Background and Objective: Amnestic mild cognitive impairment (aMCI), characterized by episodic memory impairment in the absence of clinical dementia, often represents a transitional stage between normal aging and Alzheimer’s disease (AD). It is not known if non-expert primary-care physicians (PCPs) can differentiate individuals with no cognitive impairment (NCI), aMCI and mild AD in a primary-care practice setting. This study develops an approach to this question, which is necessary for aMCI to become a treatment target.
Methods: Fourteen experts assessed subjects with memory complaints in terms of their laboratory test results, magnetic resonance imaging findings and scores on the Mini-Mental State Examination, adapted Clinical Dementia Rating Scale and Alzheimer’s Disease Assessment Scale-cognitive subscale Delayed Word Recall before designating each subject as having NCI, aMCI or AD. Subjects agreed upon by a consensus committee were assigned to nonexpert PCPs who, following brief training, assessed them using the same clinical information and utilizing the same assessment instruments. The chance-corrected inter-rater reliability (expert versus non-expert) measure κ, based on binary outcome (aMCI/not-aMCI), was estimated.

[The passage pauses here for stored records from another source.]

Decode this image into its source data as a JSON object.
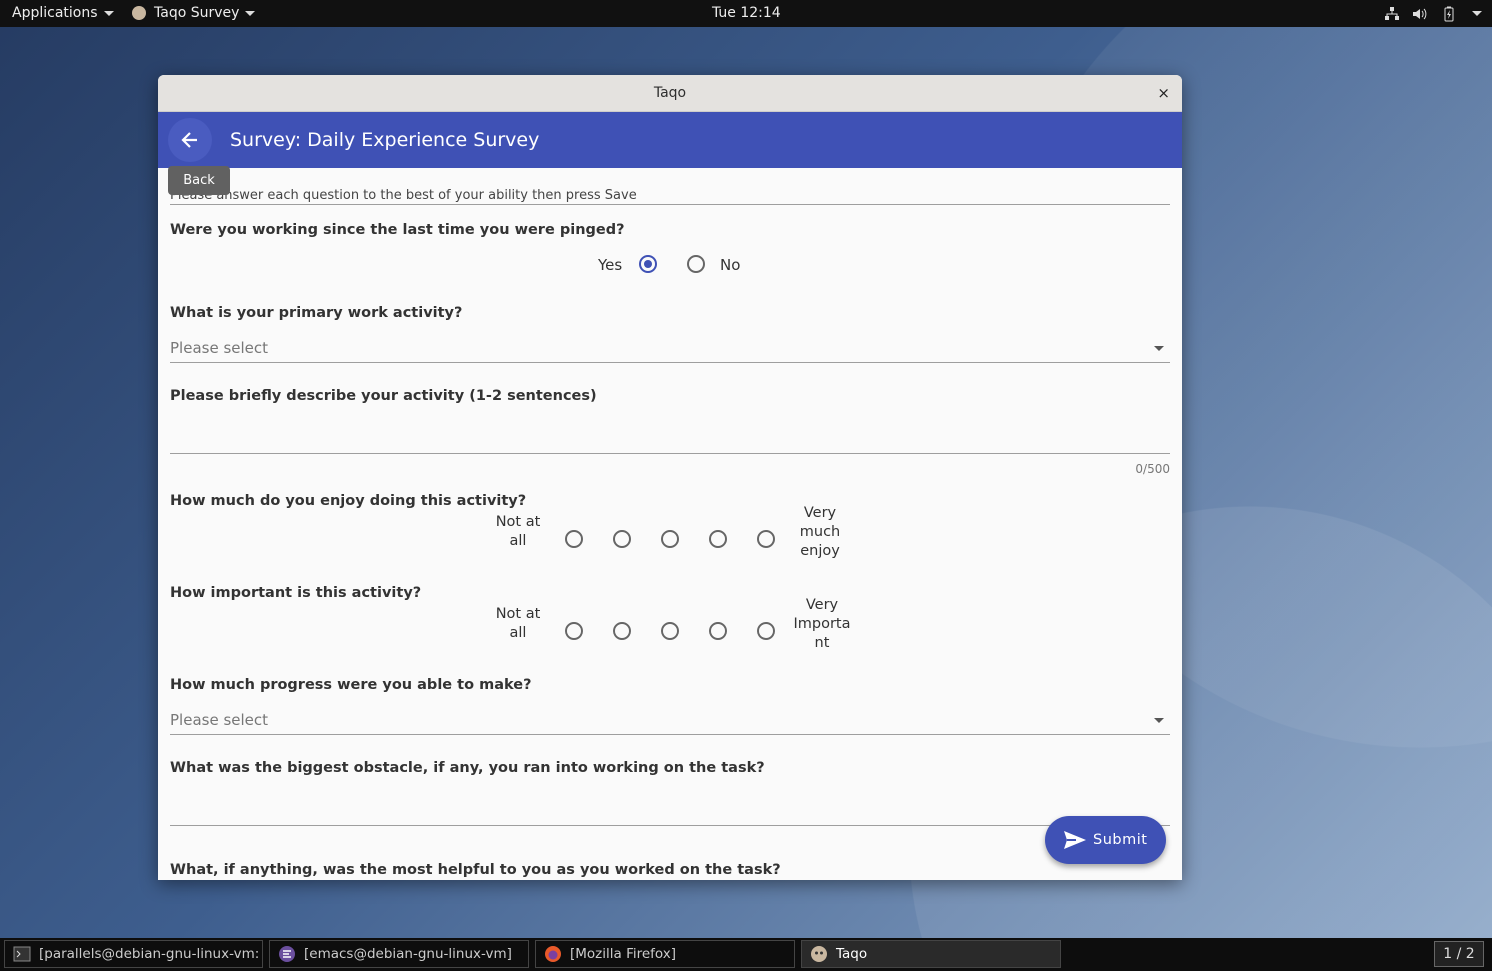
{
  "topbar": {
    "applications": "Applications",
    "app_name": "Taqo Survey",
    "clock": "Tue 12:14"
  },
  "window": {
    "title": "Taqo",
    "close": "×"
  },
  "appbar": {
    "title": "Survey: Daily Experience Survey",
    "back_tooltip": "Back"
  },
  "survey": {
    "instructions": "Please answer each question to the best of your ability then press Save",
    "q1": {
      "text": "Were you working since the last time you were pinged?",
      "options": [
        "Yes",
        "No"
      ],
      "selected": "Yes"
    },
    "q2": {
      "text": "What is your primary work activity?",
      "placeholder": "Please select"
    },
    "q3": {
      "text": "Please briefly describe your activity (1-2 sentences)",
      "counter": "0/500"
    },
    "q4": {
      "text": "How much do you enjoy doing this activity?",
      "left": "Not at all",
      "right": "Very much enjoy"
    },
    "q5": {
      "text": "How important is this activity?",
      "left": "Not at all",
      "right": "Very Importa nt"
    },
    "q6": {
      "text": "How much progress were you able to make?",
      "placeholder": "Please select"
    },
    "q7": {
      "text": "What was the biggest obstacle, if any, you ran into working on the task?"
    },
    "q8_partial": "What, if anything, was the most helpful to you as you worked on the task?"
  },
  "submit_label": "Submit",
  "taskbar": {
    "tasks": [
      "[parallels@debian-gnu-linux-vm: ...",
      "[emacs@debian-gnu-linux-vm]",
      "[Mozilla Firefox]",
      "Taqo"
    ],
    "pager": "1 / 2"
  },
  "colors": {
    "primary": "#3f51b5",
    "titlebar": "#e4e2df",
    "topbar": "#111111"
  }
}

Results: The study recruited 119 evaluable subjects (50 aMCI, 27 mild AD and 42 NCI) and demonstrated fair to moderate agreement (k = 0.423) between experts and non-experts in designation of aMCI. The percent agreement was 72.3%, sensitivity 62.0% and specificity 79.7%. Overall, non-experts under-rated the level of impairment compared with experts.
Conclusion: This study established the feasibility of making the aMCI designation in the community and identified some likely sources of error. The results suggest that when drugs with clear benefit for aMCI patients are developed, community-based PCPs, with additional, more optimized training, will be able to accurately identify those patients who should receive treatment.